Direct-Acting Antiviral Therapy for Treatment of Acute and Recent Hepatitis C Virus Infection: A Narrative Review
- PMID: 37579203
- DOI: 10.1093/cid/ciad344
Direct-Acting Antiviral Therapy for Treatment of Acute and Recent Hepatitis C Virus Infection: A Narrative Review
Abstract
Following the discovery of hepatitis C virus (HCV) in 1989, 3 decades of basic, translational, and clinical research culminated in the development of direct-acting antiviral (DAA) therapy-curative oral treatment for HCV infection. The availability of DAA therapy revolutionized HCV clinical management, including acute (duration of infection <6 mo) and recent (duration of infection <12 mo) infection. Several DAA regimens, including the contemporary pan-genotypic combinations of sofosbuvir-velpatasvir and glecaprevir-pibrentasvir, have been shown to be safe and effective among people with acute and recent HCV infection, highlighting their potential in an HCV controlled human infection model. This article describes the natural history and management of acute and recent HCV infection in the era of DAA therapy and outlines a strategy for use of DAA therapies in the setting of an HCV controlled human infection model.
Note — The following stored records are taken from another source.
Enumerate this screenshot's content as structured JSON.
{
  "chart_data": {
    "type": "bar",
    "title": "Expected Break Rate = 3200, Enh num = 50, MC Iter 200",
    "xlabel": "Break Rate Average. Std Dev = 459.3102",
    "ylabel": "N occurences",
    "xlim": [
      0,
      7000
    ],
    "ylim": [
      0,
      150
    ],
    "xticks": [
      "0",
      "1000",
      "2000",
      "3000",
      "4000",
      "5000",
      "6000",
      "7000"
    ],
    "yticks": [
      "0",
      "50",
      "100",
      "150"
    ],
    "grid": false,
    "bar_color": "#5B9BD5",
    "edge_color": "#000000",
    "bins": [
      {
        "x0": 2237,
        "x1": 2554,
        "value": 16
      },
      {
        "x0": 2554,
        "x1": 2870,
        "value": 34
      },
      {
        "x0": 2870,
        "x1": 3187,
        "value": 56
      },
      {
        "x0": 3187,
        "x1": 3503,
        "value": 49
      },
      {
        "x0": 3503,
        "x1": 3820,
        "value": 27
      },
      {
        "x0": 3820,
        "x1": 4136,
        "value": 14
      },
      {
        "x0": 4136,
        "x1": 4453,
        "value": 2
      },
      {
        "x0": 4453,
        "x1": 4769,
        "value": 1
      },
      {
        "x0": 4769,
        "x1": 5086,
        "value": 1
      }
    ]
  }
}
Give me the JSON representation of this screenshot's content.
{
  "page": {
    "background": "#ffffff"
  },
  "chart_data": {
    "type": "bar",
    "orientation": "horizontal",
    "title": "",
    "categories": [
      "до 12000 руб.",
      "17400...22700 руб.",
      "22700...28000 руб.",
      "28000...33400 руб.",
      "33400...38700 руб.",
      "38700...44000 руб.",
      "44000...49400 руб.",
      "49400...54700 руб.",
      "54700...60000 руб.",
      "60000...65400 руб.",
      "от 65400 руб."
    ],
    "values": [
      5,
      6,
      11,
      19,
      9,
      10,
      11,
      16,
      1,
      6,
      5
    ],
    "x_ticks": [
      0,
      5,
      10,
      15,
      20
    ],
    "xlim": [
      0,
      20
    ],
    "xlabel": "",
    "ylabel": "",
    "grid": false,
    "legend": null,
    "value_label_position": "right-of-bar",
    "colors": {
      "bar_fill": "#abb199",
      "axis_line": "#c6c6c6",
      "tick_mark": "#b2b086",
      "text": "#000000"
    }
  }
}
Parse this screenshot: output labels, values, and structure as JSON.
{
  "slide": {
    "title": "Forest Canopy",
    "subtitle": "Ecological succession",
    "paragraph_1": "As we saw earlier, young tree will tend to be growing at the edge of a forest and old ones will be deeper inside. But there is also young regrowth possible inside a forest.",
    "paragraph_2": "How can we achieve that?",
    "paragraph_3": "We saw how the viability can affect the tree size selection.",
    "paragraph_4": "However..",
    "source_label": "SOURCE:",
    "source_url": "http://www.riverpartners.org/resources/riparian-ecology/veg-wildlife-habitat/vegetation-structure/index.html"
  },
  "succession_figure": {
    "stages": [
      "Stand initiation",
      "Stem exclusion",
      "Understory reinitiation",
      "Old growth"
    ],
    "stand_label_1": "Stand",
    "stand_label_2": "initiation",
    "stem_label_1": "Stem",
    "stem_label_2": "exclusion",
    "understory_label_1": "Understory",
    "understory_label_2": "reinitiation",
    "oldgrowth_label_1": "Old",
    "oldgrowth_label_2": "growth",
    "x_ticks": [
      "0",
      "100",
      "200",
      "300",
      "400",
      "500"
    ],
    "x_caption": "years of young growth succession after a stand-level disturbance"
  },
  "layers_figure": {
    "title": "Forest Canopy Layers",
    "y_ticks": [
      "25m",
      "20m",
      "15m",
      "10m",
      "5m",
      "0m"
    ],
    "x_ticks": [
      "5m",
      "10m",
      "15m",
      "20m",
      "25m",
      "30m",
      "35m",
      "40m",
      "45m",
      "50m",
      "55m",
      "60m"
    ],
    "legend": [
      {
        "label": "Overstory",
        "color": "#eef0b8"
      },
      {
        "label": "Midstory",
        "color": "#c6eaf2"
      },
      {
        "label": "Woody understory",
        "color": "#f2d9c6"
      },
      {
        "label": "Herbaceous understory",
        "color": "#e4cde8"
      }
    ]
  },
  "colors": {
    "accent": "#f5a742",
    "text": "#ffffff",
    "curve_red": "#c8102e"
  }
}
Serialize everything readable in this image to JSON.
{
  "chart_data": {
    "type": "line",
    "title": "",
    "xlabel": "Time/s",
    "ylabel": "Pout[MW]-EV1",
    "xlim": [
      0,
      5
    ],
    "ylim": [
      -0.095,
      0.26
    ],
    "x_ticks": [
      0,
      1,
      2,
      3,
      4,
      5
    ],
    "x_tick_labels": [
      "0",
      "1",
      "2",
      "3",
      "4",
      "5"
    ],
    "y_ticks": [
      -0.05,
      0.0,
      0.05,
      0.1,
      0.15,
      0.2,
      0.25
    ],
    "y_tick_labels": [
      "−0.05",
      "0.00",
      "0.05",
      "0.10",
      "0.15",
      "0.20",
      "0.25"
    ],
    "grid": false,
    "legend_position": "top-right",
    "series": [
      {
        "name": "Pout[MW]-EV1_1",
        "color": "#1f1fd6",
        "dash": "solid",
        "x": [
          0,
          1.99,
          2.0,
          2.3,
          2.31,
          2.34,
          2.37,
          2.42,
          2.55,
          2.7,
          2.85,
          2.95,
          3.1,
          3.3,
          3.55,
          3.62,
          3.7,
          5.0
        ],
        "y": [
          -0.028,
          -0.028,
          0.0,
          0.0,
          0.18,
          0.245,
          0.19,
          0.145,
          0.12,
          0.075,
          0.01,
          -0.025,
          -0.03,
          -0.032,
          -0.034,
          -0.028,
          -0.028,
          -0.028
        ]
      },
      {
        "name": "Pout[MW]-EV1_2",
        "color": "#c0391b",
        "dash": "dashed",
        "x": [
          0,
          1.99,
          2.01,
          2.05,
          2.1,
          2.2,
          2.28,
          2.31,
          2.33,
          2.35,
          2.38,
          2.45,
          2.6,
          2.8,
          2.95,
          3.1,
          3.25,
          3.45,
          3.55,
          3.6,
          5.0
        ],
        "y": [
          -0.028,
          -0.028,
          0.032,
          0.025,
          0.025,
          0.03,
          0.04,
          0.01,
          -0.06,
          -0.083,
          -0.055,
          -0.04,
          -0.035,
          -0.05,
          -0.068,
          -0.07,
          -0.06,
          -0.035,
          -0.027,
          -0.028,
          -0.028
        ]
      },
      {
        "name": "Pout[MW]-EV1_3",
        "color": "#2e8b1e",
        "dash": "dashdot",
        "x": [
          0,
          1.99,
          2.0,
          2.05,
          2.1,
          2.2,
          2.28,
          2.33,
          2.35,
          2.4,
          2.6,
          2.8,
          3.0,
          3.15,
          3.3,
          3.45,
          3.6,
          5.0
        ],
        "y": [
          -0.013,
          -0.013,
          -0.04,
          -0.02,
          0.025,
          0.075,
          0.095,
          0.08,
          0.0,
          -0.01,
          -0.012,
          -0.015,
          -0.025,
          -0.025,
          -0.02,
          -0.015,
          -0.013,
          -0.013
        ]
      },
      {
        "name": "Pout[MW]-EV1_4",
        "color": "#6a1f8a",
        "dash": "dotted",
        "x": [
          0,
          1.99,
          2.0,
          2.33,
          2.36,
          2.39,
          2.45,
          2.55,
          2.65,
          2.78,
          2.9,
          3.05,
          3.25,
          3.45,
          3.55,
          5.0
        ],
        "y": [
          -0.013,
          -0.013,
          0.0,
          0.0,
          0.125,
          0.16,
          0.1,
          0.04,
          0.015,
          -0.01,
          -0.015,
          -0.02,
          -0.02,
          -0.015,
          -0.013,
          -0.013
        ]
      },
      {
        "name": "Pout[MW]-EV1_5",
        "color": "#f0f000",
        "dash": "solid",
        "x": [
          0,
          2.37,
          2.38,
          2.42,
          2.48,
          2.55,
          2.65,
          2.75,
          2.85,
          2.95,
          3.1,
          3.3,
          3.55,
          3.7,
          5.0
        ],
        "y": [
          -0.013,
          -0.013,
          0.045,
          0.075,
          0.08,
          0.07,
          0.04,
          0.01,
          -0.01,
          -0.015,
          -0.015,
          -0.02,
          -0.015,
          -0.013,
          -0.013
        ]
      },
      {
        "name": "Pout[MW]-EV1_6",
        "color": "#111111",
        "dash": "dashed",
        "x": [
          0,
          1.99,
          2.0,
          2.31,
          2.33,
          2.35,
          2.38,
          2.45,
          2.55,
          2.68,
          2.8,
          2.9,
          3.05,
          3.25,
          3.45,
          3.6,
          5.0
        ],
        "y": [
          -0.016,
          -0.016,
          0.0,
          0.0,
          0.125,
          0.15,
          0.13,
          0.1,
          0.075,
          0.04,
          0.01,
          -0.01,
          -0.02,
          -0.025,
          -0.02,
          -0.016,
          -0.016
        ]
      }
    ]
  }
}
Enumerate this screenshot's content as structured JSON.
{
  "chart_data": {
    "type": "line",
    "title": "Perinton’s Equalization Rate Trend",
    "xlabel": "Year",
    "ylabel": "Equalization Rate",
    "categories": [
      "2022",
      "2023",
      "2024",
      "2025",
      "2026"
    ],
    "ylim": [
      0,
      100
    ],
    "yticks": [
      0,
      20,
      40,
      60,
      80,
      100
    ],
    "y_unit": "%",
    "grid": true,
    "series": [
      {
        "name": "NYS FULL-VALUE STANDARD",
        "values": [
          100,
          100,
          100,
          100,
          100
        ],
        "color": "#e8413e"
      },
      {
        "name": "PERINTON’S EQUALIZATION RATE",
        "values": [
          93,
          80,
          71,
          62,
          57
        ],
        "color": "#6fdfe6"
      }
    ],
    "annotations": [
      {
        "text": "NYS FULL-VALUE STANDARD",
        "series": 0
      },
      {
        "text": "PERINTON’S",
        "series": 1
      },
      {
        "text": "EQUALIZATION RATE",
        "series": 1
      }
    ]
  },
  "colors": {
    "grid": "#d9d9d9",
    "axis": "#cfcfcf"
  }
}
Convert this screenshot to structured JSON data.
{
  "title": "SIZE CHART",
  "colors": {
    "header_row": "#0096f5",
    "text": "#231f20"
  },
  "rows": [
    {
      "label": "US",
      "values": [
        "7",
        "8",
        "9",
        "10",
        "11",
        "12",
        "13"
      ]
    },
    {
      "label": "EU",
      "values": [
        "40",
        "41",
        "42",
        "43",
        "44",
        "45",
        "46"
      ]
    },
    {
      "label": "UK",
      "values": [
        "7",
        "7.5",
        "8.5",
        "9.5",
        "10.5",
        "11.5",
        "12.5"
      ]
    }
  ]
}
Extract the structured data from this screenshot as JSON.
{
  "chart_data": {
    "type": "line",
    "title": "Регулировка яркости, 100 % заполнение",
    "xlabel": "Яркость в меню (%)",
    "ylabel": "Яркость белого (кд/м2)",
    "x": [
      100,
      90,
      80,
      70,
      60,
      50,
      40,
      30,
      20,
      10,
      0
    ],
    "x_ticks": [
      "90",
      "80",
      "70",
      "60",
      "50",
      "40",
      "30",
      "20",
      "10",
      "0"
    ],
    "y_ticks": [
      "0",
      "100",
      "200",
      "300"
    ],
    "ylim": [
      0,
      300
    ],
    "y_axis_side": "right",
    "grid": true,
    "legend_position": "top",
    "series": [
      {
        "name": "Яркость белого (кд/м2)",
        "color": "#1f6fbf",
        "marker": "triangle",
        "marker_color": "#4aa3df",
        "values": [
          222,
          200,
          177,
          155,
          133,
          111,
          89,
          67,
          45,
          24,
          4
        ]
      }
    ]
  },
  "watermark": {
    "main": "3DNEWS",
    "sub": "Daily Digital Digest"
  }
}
Keywords: DAA; HCV; HIV; men-who-have-sex-with-men; people who inject drugs.
© The Author(s) 2023. Published by Oxford University Press on behalf of Infectious Diseases Society of America. All rights reserved. For permissions, please e-mail: journals.permissions@oup.com.
Conflict of interest statement
Potential conflicts of interest. M. M. and G. V. M. are supported by the Australian National Health and Medical Research Council (NHMRC). M. M. reports salary support from the Australian NHMRC Early Career Fellowship. S. N. reports research funding from Gilead and AbbVie; consulting fees from Pardse Biosciences and Silverback; participation in a Data and Safety Monitoring Board (DSMB) with Vir Biotechnology; and stocks with Vir Biotechnology. J. K. R. reports consulting fees from Boehringer and speaker payments from Gilead, Janssen, Merck, and ViiV; DSMB participation with Abivax and Galapagos; and participation on the European AIDS Clinical Society (EACS) Governing Board. G. V. M. reports research funding, advisory board payments, and speaker payments from Gilead, Janssen, AstraZeneca, AbbVie, and ViiV, and research funding and speaker payments from Janssen. All authors have submitted the ICMJE Form for Disclosure of Potential Conflicts of Interest. Conflicts that the editors consider relevant to the content of the manuscript have been disclosed.